An irrational fear of increased sexual promiscuity is an unexpected foe in the fight against cervical cancer and genital warts.
Indeed, the percentage of the population vaccinated against the human papillomavirus is far below what scientists deem “socially optimal” — in large part because of the perception that HPV vaccination increases promiscuity, a recent Yale School of Public Health study found. The findings also suggest that HPV vaccine costs must be lowered substantially to encourage adequate vaccination.
“Public perceptions regarding adolescent promiscuity had the most significant impact on … vaccination levels among the topics we analyzed,” the researchers wrote in the paper, which was published in December.
Existing medical research, however, does not validate such a fear and the finding starkly contradicts the fundamental assumption that students learn in Economics 101: individuals are wholly rational.
“I think that there is absolutely no evidence to support that ,” Yale University Health Services director Paul Genecin said. He added that no studies to date have shown that providing various forms of intervention — such as birth control, condoms or the HPV vaccine — actually increases sexual activity.
One potential implication of the study is that an initiative to educate the public on the real benefits and risks of the preventative measure could substantively increase vaccinations among the critical populations, said Allison Galvani, an assistant professor in the department’s Division of Epidemiology of Microbial Diseases.
“A fundamental but often-neglected aspect of developing and implementing an optimal intervention program is human psychology, which influences adherence to recommendations,” she said.
Despite the fact that both men and women can contract and transmit HPV, the study showed it is most efficient for the female population to be vaccinated.
Specifically, it is socially optimal for 67 percent of females and 0 percent of males to receive the vaccine. When 67 percent of females were vaccinated, the study found that the marginal benefit of male vaccination was negligible. (The optimal level of vaccination was defined as that which maximized health-related benefits and minimized health and health-related costs for the aggregate population.)
At present, however, less than 25 percent of the target population has received at least one of the vaccines in the three-part HPV series.
In order to determine the optimal level of vaccination, researchers developed and used an epidemiological game-theory model of HPV vaccination and examined how public-perception driven vaccination levels compared with the socially optimal vaccination level.

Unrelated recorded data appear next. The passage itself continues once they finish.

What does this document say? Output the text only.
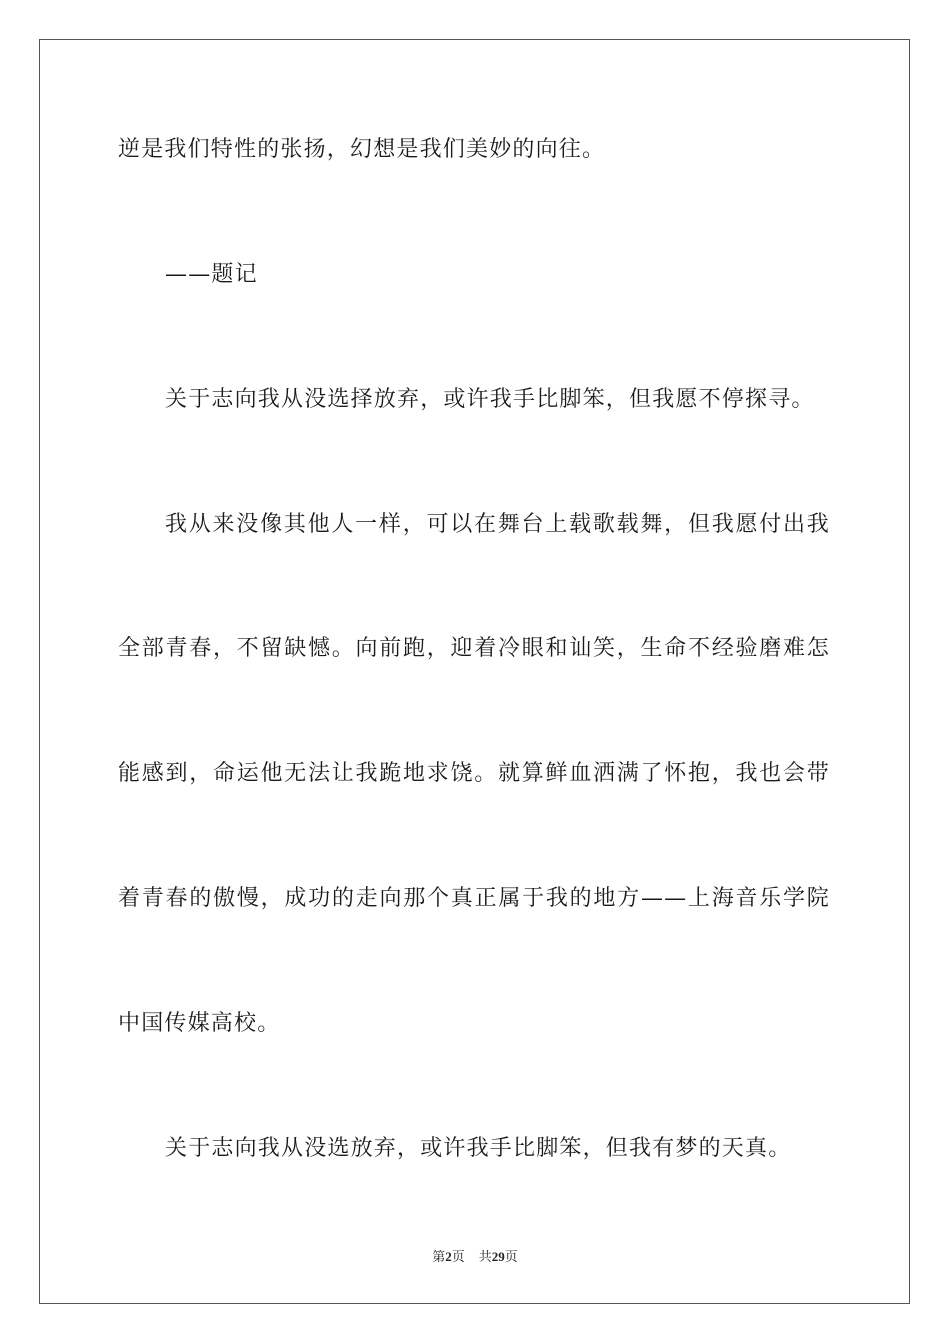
逆是我们特性的张扬，幻想是我们美妙的向往。
——题记
关于志向我从没选择放弃，或许我手比脚笨，但我愿不停探寻。
我从来没像其他人一样，可以在舞台上载歌载舞，但我愿付出我
全部青春，不留缺憾。向前跑，迎着冷眼和讪笑，生命不经验磨难怎
能感到，命运他无法让我跪地求饶。就算鲜血洒满了怀抱，我也会带
着青春的傲慢，成功的走向那个真正属于我的地方——上海音乐学院
中国传媒高校。
关于志向我从没选放弃，或许我手比脚笨，但我有梦的天真。
第2页 共29页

In addition to being a multifaceted study, public health professor A. David Paltiel said the researchers’ use of mathematical modeling, game theory and psychology to analyze such a complex issue was a “brilliant model of interdisciplinary collaboration.”
“I think the paper is a model of the kind of collaboration we should be encouraging more and more,” he said. “It is an example of the kinds of work we need to be doing on these thorny issues.”

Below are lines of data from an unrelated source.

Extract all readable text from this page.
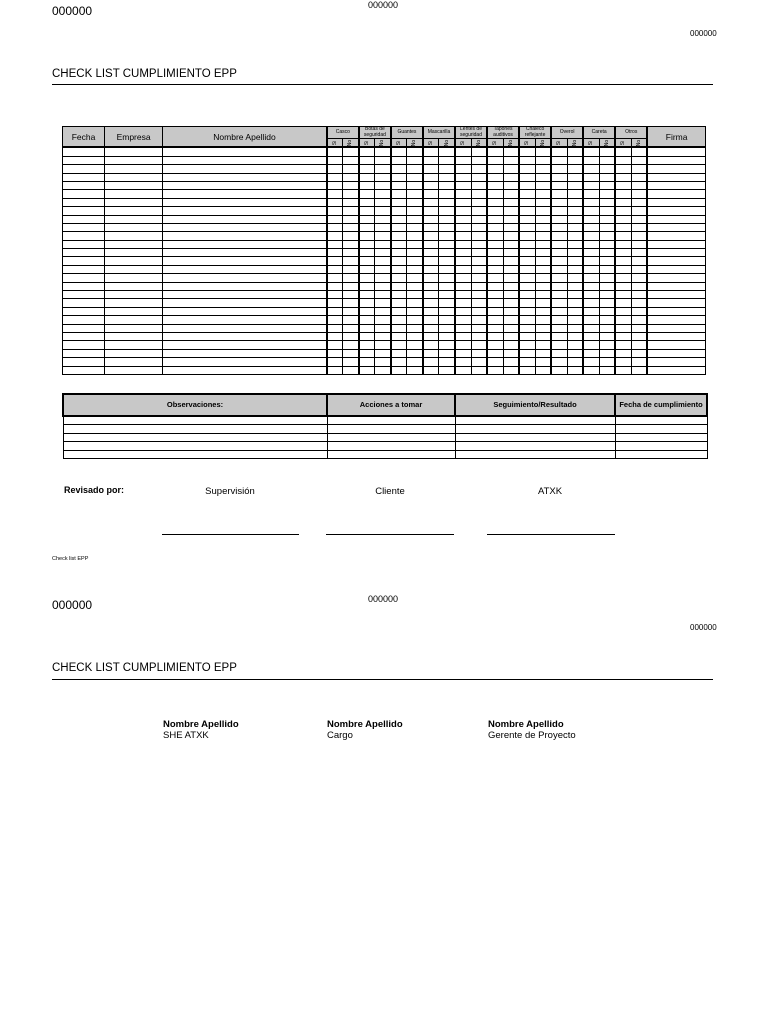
000000	000000
000000
CHECK LIST CUMPLIMIENTO EPP
Fecha	Empresa	Nombre Apellido	Casco		Botas de seguridad		Guantes		Mascarilla		Lentes de seguridad		Tapones auditivos		Chaleco reflejante		Overol		Careta		Otros		Firma
			Si	No	Si	No	Si	No	Si	No	Si	No	Si	No	Si	No	Si	No	Si	No	Si	No	

Observaciones:	Acciones a tomar	Seguimiento/Resultado	Fecha de cumplimiento

Revisado por:	Supervisión	Cliente	ATXK
Check list EPP
000000	000000
000000
CHECK LIST CUMPLIMIENTO EPP
Nombre Apellido
SHE ATXK
Nombre Apellido
Cargo
Nombre Apellido
Gerente de Proyecto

The study found that, in addition to a public relations campaign on the benefits and risks of the vaccine, it is necessary to lower the cost of each dose by $55 to increase adequately individuals’ willingness to vaccinate.
On-campus, demand for the HPV vaccine has been steady, Genecin said.
“I know that there has been a swift demand and I know that a number of women have sought the vaccine,” Genecin said.
At present, students who have Yale health insurance coverage beyond the basic Yale Health Plan pay for the vaccine as they would most other prescriptions — a $100 deductible and 20 percent of the remaining cost. Fees for other students depend on their particular insurance plan.
The only vaccines covered under the basic plan are the flu shot and post-exposure vaccines that would be necessary to stop the spread of an infection in a classroom or dormitory setting.
On average, a family pays $181 out of pocket for a child to receive all three vaccinations.